Presented By: Michelle Rusch, University of Illinois College of Medicine at Peoria
Co-Authors: Sean Creeden, University of Illinois College of Medicine at Peoria
Daniel Henley, University of Illinois College of Medicine at Peoria
Inki Kim, University of Illinois Urbana-Champaign
Jane Maksimovic, University of Illinois College of Medicine at Peoria
Claudia Mello-Thoms, University of Iowa
AJ Pool, University of Illinois College of Medicine at Peoria
Andy Tu, University of Illinois College of Medicine at Peoria
Purpose
Residents in radiology typically suffer greater effects of fatigue compared with attendings. Differences are likely the result of novice readers using a selective feature-based exhaustive search opposed to a non-selective gestalt approach. Cumulative effects of related fatigue can lead to error. This study examines the question, does a head mounted augmented reality display help or hinder abnormality detection and offset fatigue in novice radiologists compared to expert attendings?
Methods
Eight radiologists (4 attendings, 4 residents) provided a preliminary review of the testing interface (on MagicLeap [Ver 2.0, Magic Leap Inc., Plantation FL] and a standard monitor) to be used in a pilot study. The prototype presented abnormality detection in six CT head cases in videos presented at six frames per second (normal, subdural hematoma, subarachnoid hemorrhage, primary brain tumor, stroke). Effects of fatigue were examined using self report (SOFI) and objective measures (Critical Flicker Fusion).
Results
Feedback related to interface usability on both displays was mostly favorable (93%). MagicLeap ratings were also positive for control inputs and lighting (83%).

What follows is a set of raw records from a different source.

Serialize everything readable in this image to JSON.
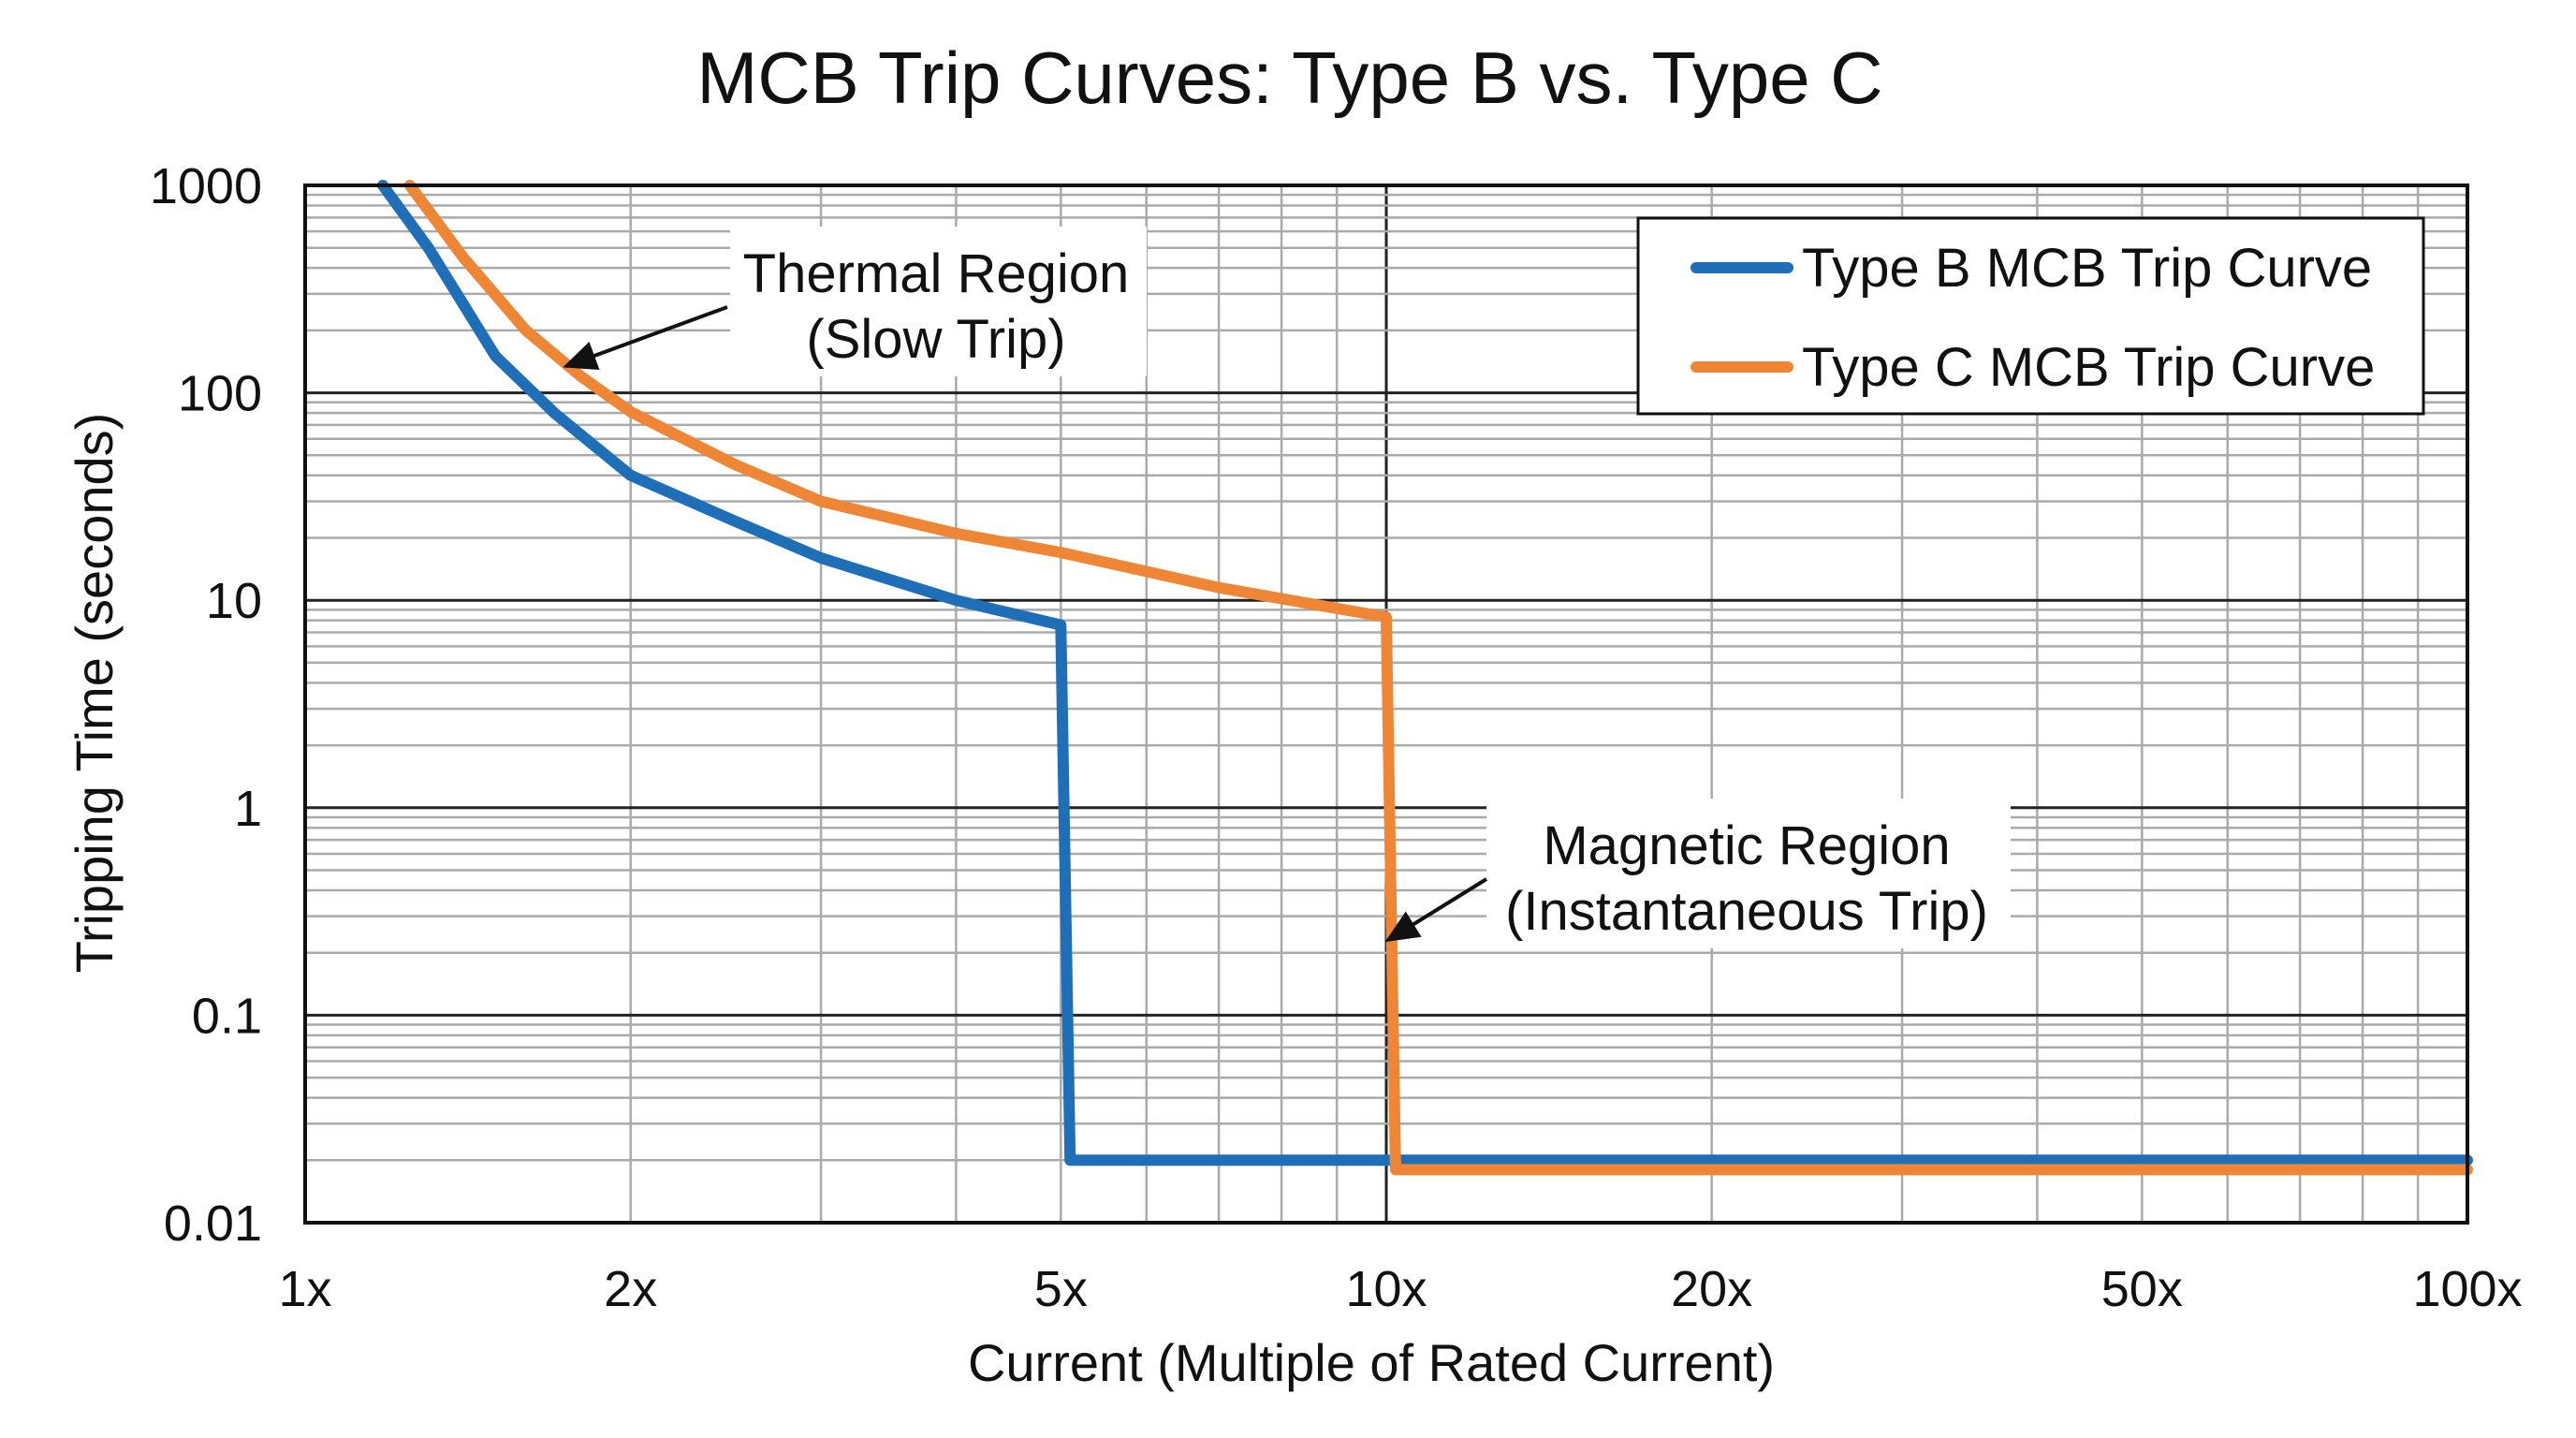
{
  "chart_data": {
    "type": "line",
    "title": "MCB Trip Curves: Type B vs. Type C",
    "xlabel": "Current (Multiple of Rated Current)",
    "ylabel": "Tripping Time (seconds)",
    "xscale": "log",
    "yscale": "log",
    "xlim": [
      1,
      100
    ],
    "ylim": [
      0.01,
      1000
    ],
    "grid": true,
    "legend_position": "top-right",
    "x_ticks": [
      {
        "value": 1,
        "label": "1x"
      },
      {
        "value": 2,
        "label": "2x"
      },
      {
        "value": 5,
        "label": "5x"
      },
      {
        "value": 10,
        "label": "10x"
      },
      {
        "value": 20,
        "label": "20x"
      },
      {
        "value": 50,
        "label": "50x"
      },
      {
        "value": 100,
        "label": "100x"
      }
    ],
    "y_ticks": [
      {
        "value": 1000,
        "label": "1000"
      },
      {
        "value": 100,
        "label": "100"
      },
      {
        "value": 10,
        "label": "10"
      },
      {
        "value": 1,
        "label": "1"
      },
      {
        "value": 0.1,
        "label": "0.1"
      },
      {
        "value": 0.01,
        "label": "0.01"
      }
    ],
    "series": [
      {
        "name": "Type B MCB Trip Curve",
        "color": "#1f6fb8",
        "points": [
          [
            1.18,
            1000
          ],
          [
            1.3,
            500
          ],
          [
            1.5,
            150
          ],
          [
            1.7,
            80
          ],
          [
            2,
            40
          ],
          [
            2.5,
            24
          ],
          [
            3,
            16
          ],
          [
            4,
            10
          ],
          [
            5,
            7.6
          ],
          [
            5.1,
            0.02
          ],
          [
            100,
            0.02
          ]
        ]
      },
      {
        "name": "Type C MCB Trip Curve",
        "color": "#ee8636",
        "points": [
          [
            1.25,
            1000
          ],
          [
            1.4,
            450
          ],
          [
            1.6,
            200
          ],
          [
            1.8,
            120
          ],
          [
            2,
            81
          ],
          [
            2.5,
            45
          ],
          [
            3,
            30
          ],
          [
            4,
            21
          ],
          [
            5,
            17
          ],
          [
            7,
            11.5
          ],
          [
            10,
            8.3
          ],
          [
            10.2,
            0.018
          ],
          [
            100,
            0.018
          ]
        ]
      }
    ],
    "annotations": [
      {
        "lines": [
          "Thermal Region",
          "(Slow Trip)"
        ]
      },
      {
        "lines": [
          "Magnetic Region",
          "(Instantaneous Trip)"
        ]
      }
    ]
  }
}
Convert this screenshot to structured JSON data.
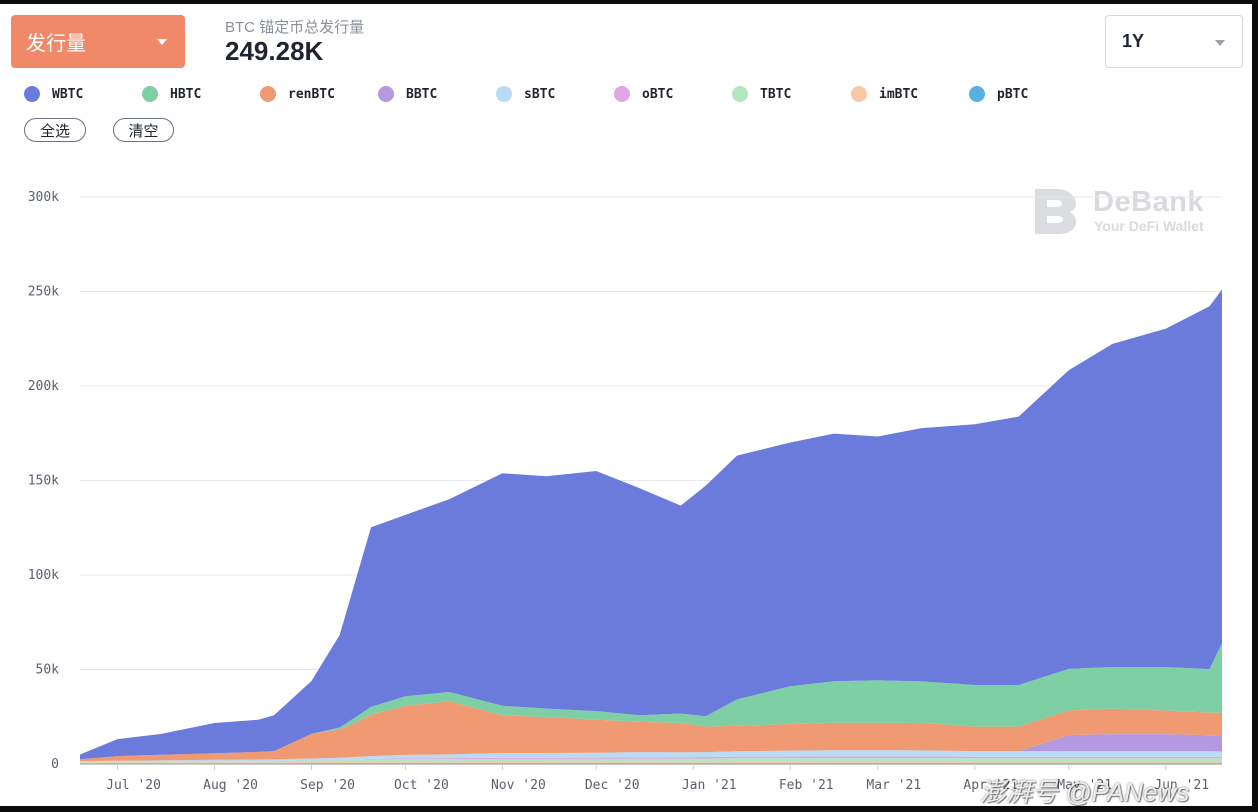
{
  "header": {
    "metric_button_label": "发行量",
    "supply_label": "BTC 锚定币总发行量",
    "supply_value": "249.28K",
    "range_value": "1Y"
  },
  "legend": {
    "items": [
      {
        "label": "WBTC",
        "color": "#6a7bdc"
      },
      {
        "label": "HBTC",
        "color": "#7fcfa4"
      },
      {
        "label": "renBTC",
        "color": "#ef9a72"
      },
      {
        "label": "BBTC",
        "color": "#b39ae0"
      },
      {
        "label": "sBTC",
        "color": "#b9dcf5"
      },
      {
        "label": "oBTC",
        "color": "#e0a6e6"
      },
      {
        "label": "TBTC",
        "color": "#b2e6c0"
      },
      {
        "label": "imBTC",
        "color": "#f6c8a6"
      },
      {
        "label": "pBTC",
        "color": "#5ab0e0"
      }
    ],
    "select_all_label": "全选",
    "clear_label": "清空"
  },
  "watermark": {
    "title": "DeBank",
    "subtitle": "Your DeFi Wallet"
  },
  "credit": "澎湃号 @PANews",
  "chart_data": {
    "type": "area",
    "stacked": true,
    "x": [
      "2020-06-19",
      "2020-07-01",
      "2020-07-15",
      "2020-08-01",
      "2020-08-15",
      "2020-08-20",
      "2020-09-01",
      "2020-09-10",
      "2020-09-15",
      "2020-09-20",
      "2020-10-01",
      "2020-10-15",
      "2020-11-01",
      "2020-11-15",
      "2020-12-01",
      "2020-12-15",
      "2020-12-28",
      "2021-01-05",
      "2021-01-15",
      "2021-02-01",
      "2021-02-15",
      "2021-03-01",
      "2021-03-15",
      "2021-04-01",
      "2021-04-15",
      "2021-05-01",
      "2021-05-15",
      "2021-06-01",
      "2021-06-15",
      "2021-06-19"
    ],
    "series": [
      {
        "name": "pBTC",
        "values": [
          300,
          300,
          300,
          400,
          400,
          400,
          500,
          500,
          500,
          500,
          500,
          500,
          500,
          500,
          500,
          500,
          500,
          500,
          500,
          500,
          500,
          500,
          500,
          500,
          500,
          500,
          500,
          500,
          500,
          500
        ]
      },
      {
        "name": "imBTC",
        "values": [
          500,
          500,
          500,
          500,
          500,
          500,
          500,
          500,
          500,
          500,
          500,
          500,
          500,
          500,
          500,
          500,
          500,
          500,
          500,
          500,
          500,
          500,
          500,
          500,
          500,
          500,
          500,
          500,
          500,
          500
        ]
      },
      {
        "name": "TBTC",
        "values": [
          200,
          300,
          400,
          500,
          600,
          700,
          900,
          1000,
          1200,
          1400,
          1500,
          1500,
          1600,
          1600,
          1700,
          1800,
          1800,
          1900,
          2000,
          2000,
          2100,
          2100,
          2100,
          2000,
          2000,
          2000,
          2000,
          2000,
          2000,
          2000
        ]
      },
      {
        "name": "oBTC",
        "values": [
          0,
          0,
          0,
          0,
          0,
          0,
          0,
          100,
          200,
          300,
          500,
          600,
          700,
          700,
          700,
          800,
          800,
          800,
          900,
          900,
          900,
          900,
          900,
          800,
          800,
          800,
          800,
          800,
          800,
          800
        ]
      },
      {
        "name": "sBTC",
        "values": [
          500,
          600,
          700,
          800,
          900,
          900,
          1000,
          1200,
          1300,
          1500,
          1800,
          2000,
          2500,
          2500,
          2600,
          2700,
          2600,
          2600,
          2800,
          3200,
          3300,
          3300,
          3200,
          3000,
          3000,
          3000,
          3000,
          3000,
          2900,
          2800
        ]
      },
      {
        "name": "BBTC",
        "values": [
          0,
          0,
          0,
          0,
          0,
          0,
          0,
          0,
          0,
          0,
          0,
          0,
          0,
          0,
          0,
          0,
          0,
          0,
          0,
          0,
          0,
          0,
          0,
          0,
          0,
          8500,
          9000,
          9000,
          8500,
          8500
        ]
      },
      {
        "name": "renBTC",
        "values": [
          1000,
          2500,
          3000,
          3500,
          4000,
          4300,
          13000,
          15000,
          18000,
          22000,
          26000,
          28000,
          20000,
          19000,
          17500,
          16000,
          15500,
          13500,
          13500,
          14000,
          14500,
          14500,
          14500,
          13000,
          13000,
          13000,
          13500,
          12500,
          12000,
          12000
        ]
      },
      {
        "name": "HBTC",
        "values": [
          0,
          0,
          0,
          0,
          0,
          0,
          0,
          1000,
          3000,
          4000,
          5000,
          5000,
          5000,
          4500,
          4500,
          3500,
          5000,
          5500,
          14000,
          20000,
          22000,
          22500,
          22000,
          22000,
          22000,
          22000,
          22000,
          23000,
          23000,
          37000
        ]
      },
      {
        "name": "WBTC",
        "values": [
          2500,
          9000,
          11000,
          16000,
          17000,
          19000,
          28000,
          49000,
          72000,
          95000,
          96000,
          102000,
          123000,
          123000,
          127000,
          120000,
          110000,
          122000,
          129000,
          129000,
          131000,
          129000,
          134000,
          138000,
          142000,
          158000,
          171000,
          179000,
          192000,
          187000
        ]
      }
    ],
    "ylim": [
      0,
      300000
    ],
    "yticks": [
      "0",
      "50k",
      "100k",
      "150k",
      "200k",
      "250k",
      "300k"
    ],
    "ytick_values": [
      0,
      50000,
      100000,
      150000,
      200000,
      250000,
      300000
    ],
    "xticks": [
      {
        "label": "Jul '20",
        "date": "2020-07-01"
      },
      {
        "label": "Aug '20",
        "date": "2020-08-01"
      },
      {
        "label": "Sep '20",
        "date": "2020-09-01"
      },
      {
        "label": "Oct '20",
        "date": "2020-10-01"
      },
      {
        "label": "Nov '20",
        "date": "2020-11-01"
      },
      {
        "label": "Dec '20",
        "date": "2020-12-01"
      },
      {
        "label": "Jan '21",
        "date": "2021-01-01"
      },
      {
        "label": "Feb '21",
        "date": "2021-02-01"
      },
      {
        "label": "Mar '21",
        "date": "2021-03-01"
      },
      {
        "label": "Apr '21",
        "date": "2021-04-01"
      },
      {
        "label": "May '21",
        "date": "2021-05-01"
      },
      {
        "label": "Jun '21",
        "date": "2021-06-01"
      }
    ],
    "grid": true,
    "legend_position": "top-left"
  }
}
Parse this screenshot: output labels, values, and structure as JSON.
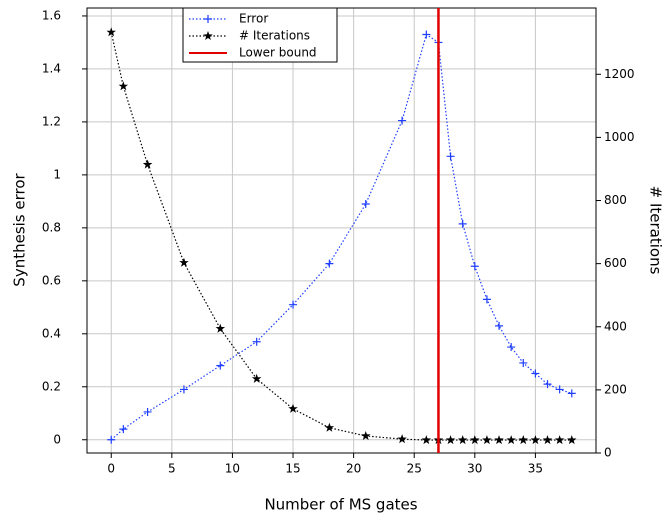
{
  "chart_data": {
    "type": "line",
    "xlabel": "Number of MS gates",
    "ylabel": "Synthesis error",
    "y2label": "# Iterations",
    "xlim": [
      -2,
      40
    ],
    "xticks": [
      0,
      5,
      10,
      15,
      20,
      25,
      30,
      35
    ],
    "ylim": [
      -0.05,
      1.63
    ],
    "yticks": [
      0,
      0.2,
      0.4,
      0.6,
      0.8,
      1,
      1.2,
      1.4,
      1.6
    ],
    "y2lim": [
      0,
      1410
    ],
    "y2ticks": [
      0,
      200,
      400,
      600,
      800,
      1000,
      1200
    ],
    "grid": true,
    "legend": "top",
    "series": [
      {
        "name": "Error",
        "color": "#1f3fff",
        "marker": "plus",
        "x": [
          0,
          1,
          3,
          6,
          9,
          12,
          15,
          18,
          21,
          24,
          26,
          27,
          28,
          29,
          30,
          31,
          32,
          33,
          34,
          35,
          36,
          37,
          38
        ],
        "values": [
          0,
          0.04,
          0.105,
          0.19,
          0.28,
          0.37,
          0.51,
          0.665,
          0.89,
          1.205,
          1.53,
          1.5,
          1.07,
          0.815,
          0.655,
          0.53,
          0.43,
          0.35,
          0.29,
          0.25,
          0.21,
          0.19,
          0.175
        ]
      },
      {
        "name": "# Iterations",
        "color": "#000000",
        "marker": "star",
        "axis": "y2",
        "x": [
          0,
          1,
          3,
          6,
          9,
          12,
          15,
          18,
          21,
          24,
          26,
          27,
          28,
          29,
          30,
          31,
          32,
          33,
          34,
          35,
          36,
          37,
          38
        ],
        "values": [
          1333,
          1162,
          914,
          603,
          394,
          235,
          140,
          80,
          54,
          44,
          41,
          41,
          41,
          41,
          41,
          41,
          41,
          41,
          41,
          41,
          41,
          41,
          41
        ]
      }
    ],
    "vlines": [
      {
        "name": "Lower bound",
        "x": 27,
        "color": "#e00000"
      }
    ]
  }
}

There was variability in perceptions of the importance of video rates and scrolling (reported both in scores and comments). Forty percent of respondents considered the videos to be too fast. Analysis of relationships between fatigue and accuracy are still in progress.
Conclusion
Feedback from the review provided lessons learned to inform the design for a pilot study (n=12) testing 32 CT head imaging sets. The pilot interface will integrate flexibility in imaging presentation (e.g., slower rates, images in reverse) to evaluate eye-tracking, detection accuracy, and speed. A region selection task will be added to increase statistical power. Future findings have the potential to positively affect accurate interpretation in radiology and provide the foundations for a novel collaborative clinical AI tool.